Weil der Dienst international immerhin noch über 300 Millionen aktive User hat. Weil er für die Buchbranche ein wichtiges, versatil nutzbares Medium ist, mit dessen Hilfe wichtige Signale gesetzt werden können (-> #FreeWordsTurkey). Weil digitale Büchermenschen wie Wibke Ladwig, Steffen Meier oder Leander Wattig starke, lesenswerte Accounts unterhalten. Weil fast jeder, der irgendetwas mit Publishing zu tun hat, auf der Plattform vertreten ist oder zumindest öfters mal reinschaut. Und weil mir in letzter Zeit bei diversen Usern aus der Branche wieder Marotten aufgefallen sind, die ich für längst überwunden hielt.

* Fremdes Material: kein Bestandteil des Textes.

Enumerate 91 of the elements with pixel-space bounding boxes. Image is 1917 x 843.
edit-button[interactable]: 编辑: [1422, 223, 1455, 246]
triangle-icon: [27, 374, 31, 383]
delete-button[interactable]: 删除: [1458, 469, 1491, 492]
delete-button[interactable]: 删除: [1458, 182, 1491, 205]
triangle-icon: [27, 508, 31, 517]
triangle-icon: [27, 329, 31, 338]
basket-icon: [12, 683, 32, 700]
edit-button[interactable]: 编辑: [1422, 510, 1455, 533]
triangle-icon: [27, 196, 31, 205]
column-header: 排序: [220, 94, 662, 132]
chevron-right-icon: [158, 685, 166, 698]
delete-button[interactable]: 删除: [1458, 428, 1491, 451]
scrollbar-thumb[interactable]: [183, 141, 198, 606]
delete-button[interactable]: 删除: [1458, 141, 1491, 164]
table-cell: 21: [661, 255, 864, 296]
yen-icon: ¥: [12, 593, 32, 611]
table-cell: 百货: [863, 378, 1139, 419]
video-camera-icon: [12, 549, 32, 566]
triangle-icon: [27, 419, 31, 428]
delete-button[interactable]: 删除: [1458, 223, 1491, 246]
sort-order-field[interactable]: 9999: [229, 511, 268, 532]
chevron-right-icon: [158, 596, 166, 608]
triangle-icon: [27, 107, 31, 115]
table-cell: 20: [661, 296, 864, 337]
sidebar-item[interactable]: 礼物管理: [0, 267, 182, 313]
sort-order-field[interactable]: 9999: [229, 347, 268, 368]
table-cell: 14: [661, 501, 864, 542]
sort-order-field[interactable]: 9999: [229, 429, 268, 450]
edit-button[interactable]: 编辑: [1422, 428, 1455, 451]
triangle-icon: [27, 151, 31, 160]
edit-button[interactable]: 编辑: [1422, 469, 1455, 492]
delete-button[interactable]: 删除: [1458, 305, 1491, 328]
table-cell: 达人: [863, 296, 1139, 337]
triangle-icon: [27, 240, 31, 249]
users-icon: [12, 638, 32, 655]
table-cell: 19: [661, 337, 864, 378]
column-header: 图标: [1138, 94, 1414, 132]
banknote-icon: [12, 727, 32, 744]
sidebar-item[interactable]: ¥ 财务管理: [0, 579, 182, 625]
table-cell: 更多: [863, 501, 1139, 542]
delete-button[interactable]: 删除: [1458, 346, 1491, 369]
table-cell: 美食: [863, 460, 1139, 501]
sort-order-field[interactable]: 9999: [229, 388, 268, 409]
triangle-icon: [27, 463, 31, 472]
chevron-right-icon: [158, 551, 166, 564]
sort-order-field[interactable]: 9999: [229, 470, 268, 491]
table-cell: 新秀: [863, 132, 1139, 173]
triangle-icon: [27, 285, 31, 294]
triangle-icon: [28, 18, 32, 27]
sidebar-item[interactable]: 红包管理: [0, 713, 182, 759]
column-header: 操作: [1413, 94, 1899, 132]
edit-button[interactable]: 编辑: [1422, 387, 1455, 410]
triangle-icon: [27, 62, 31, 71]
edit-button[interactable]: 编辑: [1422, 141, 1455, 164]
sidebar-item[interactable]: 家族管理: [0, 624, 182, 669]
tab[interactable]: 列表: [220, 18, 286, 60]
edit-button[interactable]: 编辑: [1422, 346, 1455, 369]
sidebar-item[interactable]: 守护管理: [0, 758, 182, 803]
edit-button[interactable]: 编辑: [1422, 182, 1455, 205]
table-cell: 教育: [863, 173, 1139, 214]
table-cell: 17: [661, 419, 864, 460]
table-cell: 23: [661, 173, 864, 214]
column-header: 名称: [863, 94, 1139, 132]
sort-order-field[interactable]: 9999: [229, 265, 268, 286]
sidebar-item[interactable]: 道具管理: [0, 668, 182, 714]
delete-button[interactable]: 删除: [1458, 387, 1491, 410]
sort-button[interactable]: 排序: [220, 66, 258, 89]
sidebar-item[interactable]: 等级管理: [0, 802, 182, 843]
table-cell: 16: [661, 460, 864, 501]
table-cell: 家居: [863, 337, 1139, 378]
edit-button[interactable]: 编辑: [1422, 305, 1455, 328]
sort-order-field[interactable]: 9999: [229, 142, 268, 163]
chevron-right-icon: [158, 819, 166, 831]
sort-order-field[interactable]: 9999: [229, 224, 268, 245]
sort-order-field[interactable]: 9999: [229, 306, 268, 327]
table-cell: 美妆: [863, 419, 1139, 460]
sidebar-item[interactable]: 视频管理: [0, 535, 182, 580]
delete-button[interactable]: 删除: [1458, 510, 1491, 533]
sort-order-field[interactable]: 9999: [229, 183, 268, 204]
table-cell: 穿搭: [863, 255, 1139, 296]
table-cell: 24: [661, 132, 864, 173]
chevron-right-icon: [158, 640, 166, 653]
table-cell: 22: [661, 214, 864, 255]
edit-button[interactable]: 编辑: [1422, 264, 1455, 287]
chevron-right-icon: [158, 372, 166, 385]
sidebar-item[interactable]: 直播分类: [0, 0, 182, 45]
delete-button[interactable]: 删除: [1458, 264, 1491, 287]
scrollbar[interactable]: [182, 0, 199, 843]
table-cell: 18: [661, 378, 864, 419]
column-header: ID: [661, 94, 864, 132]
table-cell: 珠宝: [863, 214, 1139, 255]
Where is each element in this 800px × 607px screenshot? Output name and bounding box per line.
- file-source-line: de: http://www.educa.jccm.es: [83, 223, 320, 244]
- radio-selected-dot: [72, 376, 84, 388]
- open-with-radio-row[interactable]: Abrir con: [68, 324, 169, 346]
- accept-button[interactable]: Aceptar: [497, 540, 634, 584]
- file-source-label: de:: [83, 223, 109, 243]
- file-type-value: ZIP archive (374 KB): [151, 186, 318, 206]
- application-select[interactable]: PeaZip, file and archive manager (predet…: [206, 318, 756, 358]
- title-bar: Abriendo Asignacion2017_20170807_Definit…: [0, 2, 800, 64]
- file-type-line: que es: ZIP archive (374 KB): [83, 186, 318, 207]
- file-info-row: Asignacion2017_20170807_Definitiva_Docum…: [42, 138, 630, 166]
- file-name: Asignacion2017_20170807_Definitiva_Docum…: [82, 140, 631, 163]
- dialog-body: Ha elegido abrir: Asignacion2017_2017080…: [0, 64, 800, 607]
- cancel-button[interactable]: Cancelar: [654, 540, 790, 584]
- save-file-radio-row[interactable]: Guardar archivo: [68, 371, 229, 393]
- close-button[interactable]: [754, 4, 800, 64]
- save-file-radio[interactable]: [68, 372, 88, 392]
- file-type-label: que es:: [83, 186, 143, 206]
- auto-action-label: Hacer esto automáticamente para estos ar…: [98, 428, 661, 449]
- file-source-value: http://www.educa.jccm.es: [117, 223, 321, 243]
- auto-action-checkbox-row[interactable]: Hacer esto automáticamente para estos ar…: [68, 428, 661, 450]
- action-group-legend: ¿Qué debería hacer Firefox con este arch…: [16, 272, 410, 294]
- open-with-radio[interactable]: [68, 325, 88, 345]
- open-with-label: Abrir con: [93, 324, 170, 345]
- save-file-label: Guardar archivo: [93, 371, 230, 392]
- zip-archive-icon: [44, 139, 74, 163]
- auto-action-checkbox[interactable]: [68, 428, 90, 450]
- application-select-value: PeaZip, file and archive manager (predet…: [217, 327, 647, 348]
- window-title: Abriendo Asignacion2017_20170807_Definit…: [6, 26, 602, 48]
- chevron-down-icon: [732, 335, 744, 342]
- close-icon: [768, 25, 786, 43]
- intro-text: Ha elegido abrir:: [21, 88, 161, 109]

Da ich hier keine Einzelpersonen oder Institutionen an den Pranger stellen möchte (und einige User sicher ohne Absicht schlechtes Tweet-Verhalten an den Tag legen), halte ich meine Kritik auf einer allgemeinen, abstrakten Ebene. Sie gliedert sich in vier Einzelpunkte, von denen der letzte mit Abstand am wichtigsten und der erste am harmlosesten ist.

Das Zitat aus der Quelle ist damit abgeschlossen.